La nuit du septième jour, la Dame Sauvage vint en songe à Amald
et lui
promit la victoire. Mais, en contre partie, Amald seraient
éternellement à son
service.
A l'aube tous prêtèrent serment.
La Forêt donne, la Forêt prend !
Le huitième jour Feren s'attaqua à eux, puis à son tour
profitant de leur effroi,
se mit en chasse.
Sept jours durant, un à un, il les traqua. Sept jours durant, un à un il les trouva. Sept jours durant,un à un, il les tua.
La Forêt donne, la Forêt prend !
Du lever du soleil au coucher, ils luttèrent. Et la Forêt
résonne encore du
tumulte de leur âpre combat.
Sang et Larmes !
Comme la Dame Sauvage l'avait promis, sur Feren, Amald l'emporta !
Sang et Larmes !
Comme la Dame Sauvage le lui avait demandé, sur Feren, Amald se
pencha
!
Sang et Larmes !
Et, comme la Dame Sauvage le lui avait demandé, Amald aspira son
dernier
souffle.
La Forêt donne, la Forêt prend !
Et, tout redevint calme. Du tumulte plus rien, pas même un
écho.
En Amald, les esprits de Feren et Neela s'unifièrent et devinrent
FereNeela.
Et Amald se redressa et il dit:
Deux Souffles, un Vent !
Un Vent d'Espoir, Un Vent de Peine, Un Vent d'Espoir,
Depuis ce jour, Amald Aranson et ses compagnons hantent nos
forêts. Ils
gardent les Voies Sauvages et arpentent sans relâche les Gors et
les Gallts.
Parfois, à la nuit tombée, le Cri de FereNeela retentit dans la
forêt comme
Amald souffle de son cor.
A son Appel, tous nous disons:
Ne sommes-nous point là ?
Ne sommes-nous point là,
Sous votre Ombre et votre Protection ?
Ne sommes-nous point de la Source de Vie ?

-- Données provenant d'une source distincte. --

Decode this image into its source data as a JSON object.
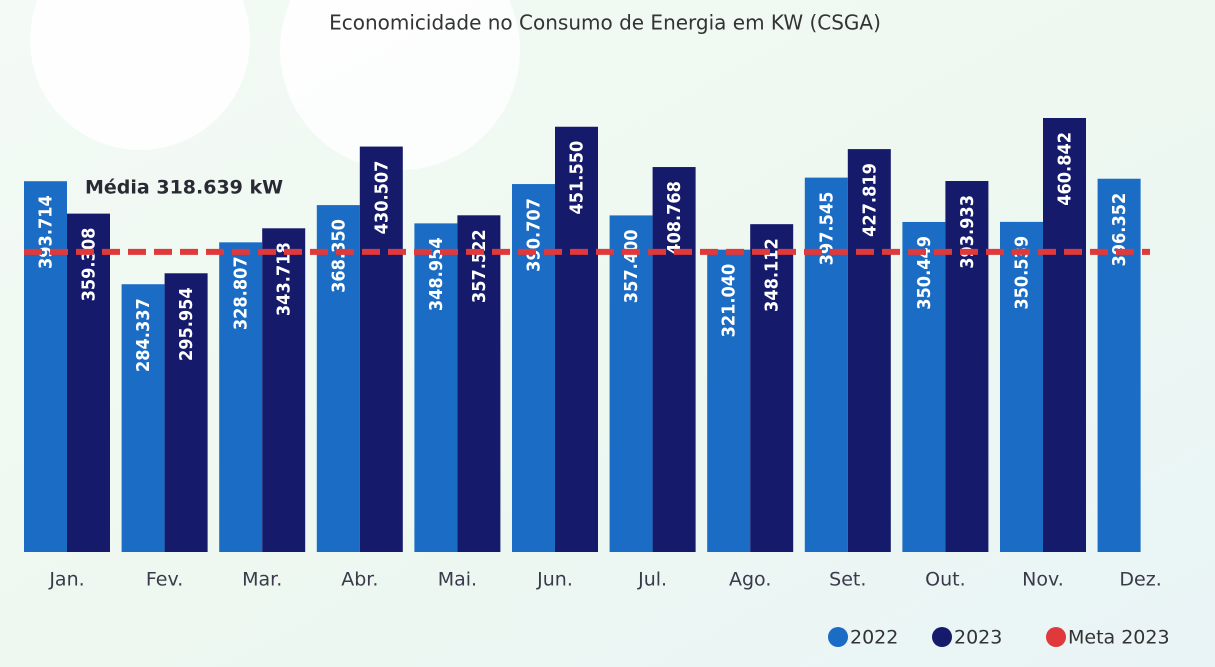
{
  "chart_data": {
    "type": "bar",
    "title": "Economicidade no Consumo de Energia em KW (CSGA)",
    "categories": [
      "Jan.",
      "Fev.",
      "Mar.",
      "Abr.",
      "Mai.",
      "Jun.",
      "Jul.",
      "Ago.",
      "Set.",
      "Out.",
      "Nov.",
      "Dez."
    ],
    "series": [
      {
        "name": "2022",
        "color": "#1a6cc4",
        "values": [
          393714,
          284337,
          328807,
          368350,
          348954,
          390707,
          357400,
          321040,
          397545,
          350449,
          350539,
          396352
        ],
        "value_labels": [
          "393.714",
          "284.337",
          "328.807",
          "368.350",
          "348.954",
          "390.707",
          "357.400",
          "321.040",
          "397.545",
          "350.449",
          "350.539",
          "396.352"
        ]
      },
      {
        "name": "2023",
        "color": "#151a6b",
        "values": [
          359308,
          295954,
          343718,
          430507,
          357522,
          451550,
          408768,
          348112,
          427819,
          393933,
          460842,
          null
        ],
        "value_labels": [
          "359.308",
          "295.954",
          "343.718",
          "430.507",
          "357.522",
          "451.550",
          "408.768",
          "348.112",
          "427.819",
          "393.933",
          "460.842",
          null
        ]
      }
    ],
    "reference_lines": [
      {
        "name": "Meta 2023",
        "color": "#e0393b",
        "value": 318639
      }
    ],
    "annotation": "Média 318.639 kW",
    "legend": "bottom-right"
  }
}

Ne sommes-nous point du Sang ?
Avons-nous besoin d'autre chose ?
Je suis Orana Premier-Sang, Fille de Leika Poitrine-Dorée, Fille
de Harla
Regard-Blanc.
Je suis la Troisième des Trois Langues, Je suis la Voix du Futur,
Je suis les
Feuilles de Vidlain…
"Belles Feuilles, Grand Tronc !" reprit Leika Poitrine-Dorée.
"Grand Tronc, Racines Profondes !" ajouta Harla Regard-Blanc.
Je suis Orana Premier-Sang et maintenant mon récit est terminé.